Im Aufenthaltsbeendigungsverfahren, in dem verbindlich über das Weiterbestehen der Voraussetzungen für das unionsrechtliche Aufenthaltsrecht entschieden wird, ist für die Vergangenheit in Bezug auf den Erwerb des Daueraufenthaltsrechts nicht (jedenfalls) vom Vorliegen dieser Voraussetzungen auszugehen; vielmehr hat die Behörde (das BFA) in diesem Verfahren eigenständig zu beurteilen, bis zu welchem Zeitpunkt die Voraussetzungen für das unionsrechtliche Aufenthaltsrecht vorgelegen sind und ob ausgehend davon bereits das Daueraufenthaltsrecht erworben worden ist (vgl. VwGH 15.3.2018, Vorheriger SuchbegriffRa 2017/21/0191).

Die Entscheidung in einem nach § 55 Abs. 3 NAG 2005 eingeleiteten Aufenthaltsbeendigungsverfahren und die Prüfung des Bestehens eines unionsrechtlichen Aufenthaltsrechts im Zeitraum davor stellen voneinander zu unterscheidende Beurteilungen dar (vgl. VwGH 15.3.2018, Vorheriger SuchbegriffRa 2017/21/0191).“

Der VwGH hielt in seiner Entscheidung des Weiteren Folgendes fest:

„Die Voraussetzungen der Richtlinie 2004/38/EG betreffend das Erfordernis ausreichender Existenzmittel sollen verhindern, dass Unionsbürger die Sozialhilfeleistungen des Aufnahmemitgliedstaates unangemessen in Anspruch nehmen (vgl. EuGH, 21.12.2011, Ziolkowski C-424/10 und C-25/10). Art. 7 Abs. 1 lit. b der Richtlinie 2004/38/EG soll nicht erwerbstätige Unionsbürger daran hindern, das System der sozialen Sicherheit des Aufnahmemitgliedstaates zur Bestreitung ihres Lebensunterhaltes in Anspruch zu nehmen (vgl. EuGH 11.11.2014, Dano, C-333/13).

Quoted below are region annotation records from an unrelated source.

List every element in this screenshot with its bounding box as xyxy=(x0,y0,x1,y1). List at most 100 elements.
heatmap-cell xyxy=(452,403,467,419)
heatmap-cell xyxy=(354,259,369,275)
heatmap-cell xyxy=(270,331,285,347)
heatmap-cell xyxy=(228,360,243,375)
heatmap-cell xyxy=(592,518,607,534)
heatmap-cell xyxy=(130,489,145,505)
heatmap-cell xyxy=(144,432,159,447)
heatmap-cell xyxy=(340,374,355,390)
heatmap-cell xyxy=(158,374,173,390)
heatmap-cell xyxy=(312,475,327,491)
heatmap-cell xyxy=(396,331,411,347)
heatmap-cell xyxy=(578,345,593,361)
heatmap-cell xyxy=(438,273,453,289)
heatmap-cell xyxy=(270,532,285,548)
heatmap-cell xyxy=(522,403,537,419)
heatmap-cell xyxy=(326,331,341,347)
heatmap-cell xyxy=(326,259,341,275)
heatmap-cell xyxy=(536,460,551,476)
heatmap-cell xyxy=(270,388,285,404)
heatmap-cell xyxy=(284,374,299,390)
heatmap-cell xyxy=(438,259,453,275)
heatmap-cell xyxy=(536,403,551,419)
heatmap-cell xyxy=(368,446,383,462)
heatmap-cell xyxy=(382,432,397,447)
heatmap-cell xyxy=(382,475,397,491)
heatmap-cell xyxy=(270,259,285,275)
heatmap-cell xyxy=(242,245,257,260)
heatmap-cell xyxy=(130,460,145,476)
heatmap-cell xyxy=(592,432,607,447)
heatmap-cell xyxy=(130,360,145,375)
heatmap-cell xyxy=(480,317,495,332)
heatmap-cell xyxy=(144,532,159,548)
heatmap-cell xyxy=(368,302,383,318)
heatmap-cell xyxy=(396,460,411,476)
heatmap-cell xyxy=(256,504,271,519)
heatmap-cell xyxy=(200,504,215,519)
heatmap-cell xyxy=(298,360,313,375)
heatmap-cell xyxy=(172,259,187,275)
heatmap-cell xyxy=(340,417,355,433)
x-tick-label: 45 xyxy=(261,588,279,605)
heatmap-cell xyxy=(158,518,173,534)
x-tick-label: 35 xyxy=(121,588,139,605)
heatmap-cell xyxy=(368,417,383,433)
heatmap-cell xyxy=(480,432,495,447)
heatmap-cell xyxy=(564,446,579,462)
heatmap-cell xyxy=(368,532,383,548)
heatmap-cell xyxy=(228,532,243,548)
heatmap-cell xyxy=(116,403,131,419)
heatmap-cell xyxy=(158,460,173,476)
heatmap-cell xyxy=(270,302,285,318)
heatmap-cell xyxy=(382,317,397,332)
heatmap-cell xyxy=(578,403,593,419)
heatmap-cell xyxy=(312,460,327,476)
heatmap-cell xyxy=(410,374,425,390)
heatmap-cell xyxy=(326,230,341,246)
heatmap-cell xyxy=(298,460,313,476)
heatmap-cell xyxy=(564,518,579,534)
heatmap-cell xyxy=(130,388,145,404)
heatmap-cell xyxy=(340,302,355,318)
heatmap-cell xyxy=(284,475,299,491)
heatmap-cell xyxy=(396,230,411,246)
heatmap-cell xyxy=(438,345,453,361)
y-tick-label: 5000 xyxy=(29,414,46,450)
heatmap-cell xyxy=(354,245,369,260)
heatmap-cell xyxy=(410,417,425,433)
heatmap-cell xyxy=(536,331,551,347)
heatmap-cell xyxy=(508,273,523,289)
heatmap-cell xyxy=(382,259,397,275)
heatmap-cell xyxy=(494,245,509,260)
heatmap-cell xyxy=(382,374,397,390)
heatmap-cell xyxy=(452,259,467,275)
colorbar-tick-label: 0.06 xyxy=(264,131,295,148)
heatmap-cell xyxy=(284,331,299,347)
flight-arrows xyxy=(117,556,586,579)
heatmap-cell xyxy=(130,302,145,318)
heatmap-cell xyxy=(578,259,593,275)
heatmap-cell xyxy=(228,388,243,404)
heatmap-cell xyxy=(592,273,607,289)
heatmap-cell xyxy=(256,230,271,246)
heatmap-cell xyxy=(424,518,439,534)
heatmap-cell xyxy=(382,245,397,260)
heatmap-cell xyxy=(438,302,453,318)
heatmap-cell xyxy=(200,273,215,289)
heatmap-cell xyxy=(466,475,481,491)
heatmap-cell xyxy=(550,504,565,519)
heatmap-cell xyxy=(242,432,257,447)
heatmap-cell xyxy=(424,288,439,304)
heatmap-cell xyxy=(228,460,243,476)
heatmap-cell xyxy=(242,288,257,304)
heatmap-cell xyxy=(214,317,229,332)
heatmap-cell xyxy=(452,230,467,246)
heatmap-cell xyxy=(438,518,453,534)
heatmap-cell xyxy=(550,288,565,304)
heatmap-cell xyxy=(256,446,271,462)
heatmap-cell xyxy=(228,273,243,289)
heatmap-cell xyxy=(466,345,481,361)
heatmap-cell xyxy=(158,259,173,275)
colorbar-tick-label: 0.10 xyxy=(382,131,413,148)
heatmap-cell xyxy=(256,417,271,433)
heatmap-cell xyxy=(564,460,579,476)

Die österreichische Ausgleichszulage hat Sozialhilfecharakter, soweit sie dem Empfänger im Fall einer unzureichenden Rente ein Existenzminimum gewährleisten soll (vgl. EuGH 29.4.2004, Skalka, C- 160/02). Die Ausgleichszulage kann als "Sozialhilfeleistung" (iSd Art. 7 Abs. 1 lit. b der Richtlinie 2004/38/EG) angesehen werden. Der Umstand, dass ein EWR-Bürger zum Bezug dieser Leistung berechtigt ist, kann einen Anhaltspunkt dafür darstellen, dass er nicht über ausreichende Existenzmittel verfügt (vgl. EuGH 19.9.2013, Brey, C-140/12).“

Ob der BF über hinreichend Existenzmittel zur Bestreitung seines Lebensunterhaltes iSv § 51 Abs. 1 Z. 2 NAG verfügt, ist anhand einer konkreten Prüfung der wirtschaftlichen Situation des Betroffenen vorzunehmen (vgl. VwGH 20.08.2018, Ra 2018/21/0047).

Der BF erhielt am 12.01.2015, demnach zu einem Zeitpunkt, seine „Anmeldebescheinigung (Arbeitnehmer)“, als er im Bundesgebiet einer Beschäftigung nachgegangen ist. Dieses Beschäftigungsverhältnis währte von Juni 2014 bis April 2015. Danach hat der BF Leistungen aus der Arbeitslosenversicherung bezogen. Erst im Zeitraum von Jänner bis März 2017 war er im Rahmen eines freien Dienstverhältnisses geringfügig beschäftigt und ging er im Zeitraum von März 2017 bis August 2017 einer weiteren Beschäftigung nach. Ansonsten hat er Leistungen aus der Arbeitslosenversicherung bzw. Krankengeld bezogen.

Nunmehr bezieht der BF laufend – seit 01.02.2019 – Invaliditätspension. Zum Zeitpunkt der mündlichen Verhandlung vor dem BVwG am 14.07.2020 betrug diese EUR 1.080,- monatlich. Bei der Invaliditätspension mitenthalten ist ein Zuschuss für ein Kind und eine Ausgleichszulage, die laut oben angeführter VwGH- und EuGH-Judikatur einen Anhaltspunkt dafür darstellen kann, dass der BF nicht über ausreichende Existenzmittel verfügt. Der BF hat monatlich EUR 450,- Miete für die Wohnung zu bezahlen und sorgt auch für den Lebensunterhalt seiner mit ihm in gemeinsamem Haushalt lebenden Lebensgefährtin, welche keiner Beschäftigung nachgeht, und dem mit ihr gemeinsamen fünfjährigen Sohn.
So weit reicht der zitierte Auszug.